I must have stood there stammering for a full minute before she allowed the smooth lines of her face to glide into a slight smile as she told Bekka to get back to work. She said she’d explain what had happened to me.
“Come with me, Cal,” she said and walked to a private area behind the far wall.
It was completely dark.
I followed, glancing back to see Bekka and the other bartender talking and looking at me. For the first time since I’d arrived, I felt a hint of danger and touched the gun jammed in my waistband.
Ahead, the gorgeous blond vampire had stopped at a doorway covered only by a curtain. She held the curtain back and asked me to step inside the dark room.
I went inside, and for a beat she was behind my back. I felt a cold chill all over my body. I knew the feeling. I’d felt it before. It had only happened once or twice, when I’d almost been killed and someone had allowed me to live for whatever reason. I’d turned my back on a vampire. She could have ripped my spine out, but all she did was close the curtain and offer me a seat.

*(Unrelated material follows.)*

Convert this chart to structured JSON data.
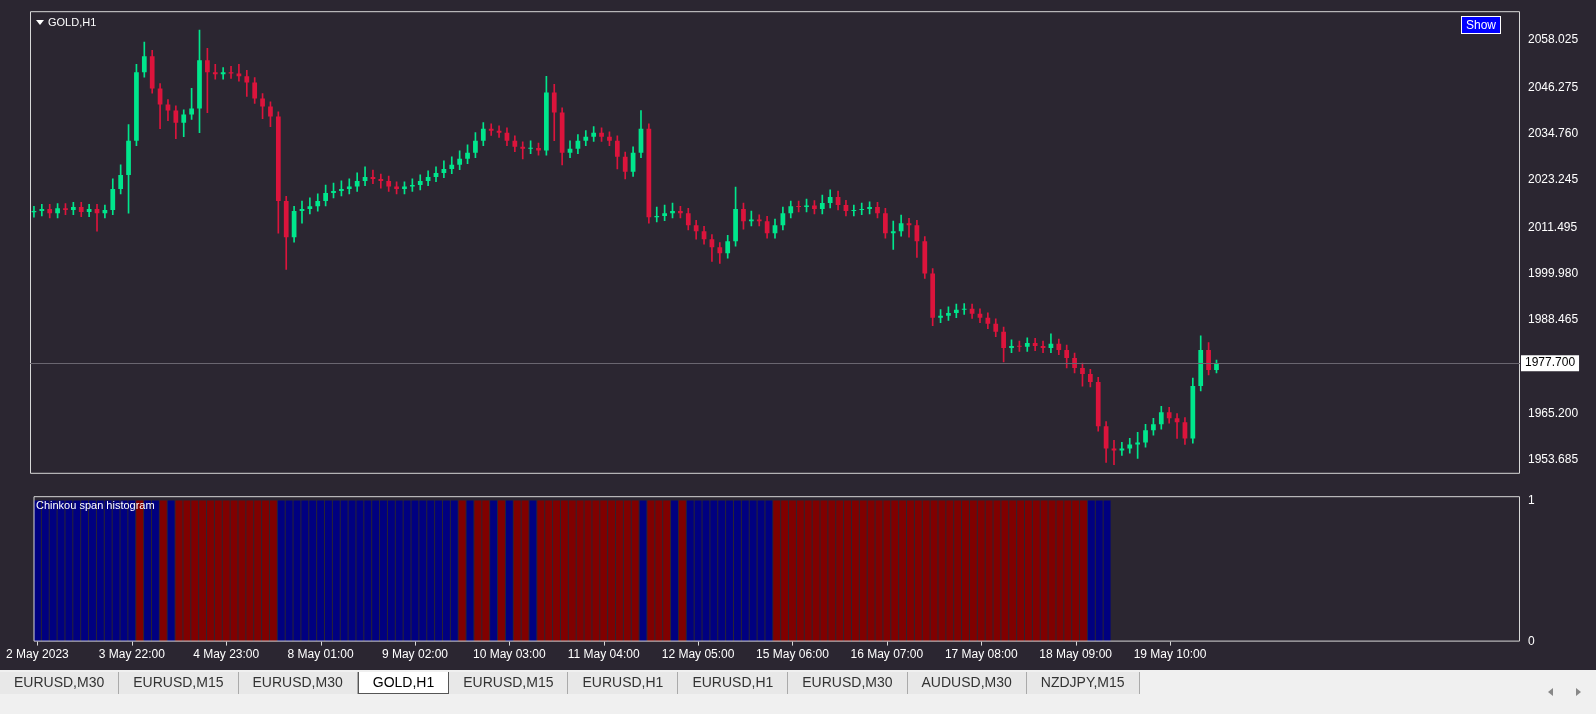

It was a small, private party room, with overstuffed chairs and couches built into the walls. There were tables with black roses in a vase. I flopped down into one of the couches.
“Would you like a drink?”
“Yes. Whiskey. Whatever you have is great.”
She smiled and poured me a drink, then slid in next to me.
“Do you even remember my name?”
“No.” What was the point in lying?
She smiled. “It’s Gwen.”
“Hello, Gwen.”
“I own this club.”
I looked her in the eyes, and she just leaned in and kissed me, real soft like, and my head lit up like a torch.